20. März 2014

"Ich hätte mich wohl umgebracht"

Interview geführt von

Laura Jane Grace hieß früher Tom Gabel und hat mit ihrer Band Against Me! nun das Album "Transgender Dysphoria Blues" veröffentlicht. Wir sprachen mit ihr über ihr ganz neues Leben.

Interviewtermin, Hotelzimmer, Nervosität. Dieser Dreiklang ist kurz vor dem Treffen mit Musikern ein so gewohnter, dass er schon zur Routine gehört. Bei Laura Jane Grace, die an diesem Nachmittag zwischen einen kurzen Aufenthalt in Japan und dem Weiterflug nach Paris zu einem Gespräch in Berlin geladen hat, verhält es sich etwas anders. Grace, die Sängerin von Against Me!, hieß früher Tom Gabel, bevor sie sich im Jahr 2012 zur Anpassung ihres Geschlechts und einem öffentlichen Coming-Out ihrer Transgender-Identität entschloss.

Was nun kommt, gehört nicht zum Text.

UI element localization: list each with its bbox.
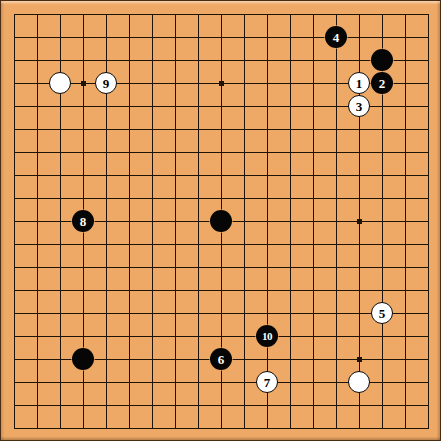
star-point	[357, 219, 362, 224]
stone-white-e16: 9	[95, 72, 117, 94]
stone-black-d4	[72, 348, 94, 370]
stone-black-k10	[210, 210, 232, 232]
stone-white-q3	[348, 371, 370, 393]
stone-black-r16: 2	[371, 72, 393, 94]
stone-white-q15: 3	[348, 95, 370, 117]
stone-white-c16	[49, 72, 71, 94]
stone-white-r6: 5	[371, 302, 393, 324]
star-point	[81, 81, 86, 86]
star-point	[219, 81, 224, 86]
stone-white-q16: 1	[348, 72, 370, 94]
stone-white-m3: 7	[256, 371, 278, 393]
stone-black-o18: 4	[325, 26, 347, 48]
go-board: 94123851067	[0, 0, 441, 441]
stone-black-d10: 8	[72, 210, 94, 232]
stone-black-m5: 10	[256, 325, 278, 347]
stone-black-k4: 6	[210, 348, 232, 370]
star-point	[357, 357, 362, 362]
stone-black-r17	[371, 49, 393, 71]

Auf dem neuen, sehr persönlichen Album "Transgender Dysphoria Blues" hat Grace diesen Prozess verarbeitet. Die Nervosität erklärt sich mit dem Blick auf die Kladde mit den vorbereiteten Fragen: Sind die nicht zu persönlich? Und vor allem: Würde ich selbst einem mir völlig unbekannten Menschen auf diese Fragen Antwort geben? Bei allzu vielen muss der Interviewer dies für sich selbst verneinen, weswegen er mitten im Gespräch einmal nervös und etwas hilflos stammelt: "Einige Fragen, die ich dir stelle, sind ziemlich persönlich. Falls ich dir zu nahe treten sollte, sag bitte einfach Stop!" Laura Jane Grace lächelt kurz und sagt nur: "Nein. Es ist okay, frag weiter."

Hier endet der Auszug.